We apologize for the confusion, interaction of p62 with L2 in the absence of the capsid is impossible in infection assays as there is no infection without L1. Therefore, we transfected the cells with an L2-expression plasmid. We additionally apologize for not describing the plasmid in the original version. It is now described in Materials and Methods and over-expression is mentioned in the text.

 In co-IP experiments of these cells, we find strong co-precipitation of endogenous p62 when L2 is precipitated indicating complex formation of these two proteins and suggesting that interaction of incoming PsV is mediated via p62-L2 interaction. This is supported by multiple earlier studies showing that L1 is not accessible for cytoplasmic proteins as it remains within a transport vesicle during virus entry. During this process, only L2 becomes trans-membranous and interacts with proteins in the cytosol.

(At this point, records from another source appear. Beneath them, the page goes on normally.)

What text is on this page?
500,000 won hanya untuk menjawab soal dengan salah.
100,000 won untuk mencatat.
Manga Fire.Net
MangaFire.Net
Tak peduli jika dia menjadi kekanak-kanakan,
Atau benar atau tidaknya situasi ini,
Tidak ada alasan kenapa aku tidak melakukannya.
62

We agree with the reviewer and removed the statement that interaction is mediated via the C-terminus throughout the manuscript.

-Figure 3A: Does the pool of siRNA include si#4?

Indeed, the pool includes siRNA #4 as better described now in Materials and Methods “… or a pool of all four single siRNAs using RNAiMAX”.

-Figure 3B: Luciferase data is not very convincing. Can the authors show decrease viral replication through qPCR of viral gene mRNA expression or viral copy number?

-Figure 4A and C: Statistical test should be one-way ANOVA, not t-test.

To our knowledge, "ordinary one-way ANOVA" tests for significant differences among the means of more than 2 groups of samples with the assumption of normally distributed data. However, this test alone does not test for significant changes between means of each of the groups. Therefore, we now included calculated p-values from parametric or non-parametric ANOVA tests for normally and non-normally distributed data, respectively, in addition to statistical tests among different groups.

-Figure 4B: It is not clear why there are 2 samples for each category. Please explain. In addition, controls are missing in this experiment: Please perform immunoblotting of LC3I/II to confirm impact on autophagy and authors need to add non-infected cells controls for both mock and BafA1 conditions. All together that panel should probably be redone. Finally, please add the quantification relative intensity of the L2 bands below the bands in addition to the summary (Fig 4C). Changes are very minimal and all of this would help be more convincing.

Two replicates were loaded to demonstrate reproducibility and to show the uncropped image. Relative intensities of the L2 bands below the WB bands are now shown in addition to the summary. Moreover, we quantified p62 bands as a well-known autophagy cargo. Comparison for contr. - baf. vs. contr. + baf. p = 0.0041) serves as control for blocked autophagy. We included the following sentence to the legend „Note, the protein amounts of p62, the well-known autophagy cargo, increased upon bafilomycin A1 treatment and is used as control for autolysosome inhibition. “

-Figure 5C is not acceptable. Why is p62 siRNA and the control siRNA from different panels! They should be run side by side! How many times has this data been repeated?

The whole WB was added as supplementary file to the journal and is now included into the main manuscript. Repetitions are indicated in the figure legend (n=7-9 out of three replicates).

Author Response File: Author Response.pdf

Round 2

Reviewer 2 Report

Authors made efforts to address most of reviewers comments.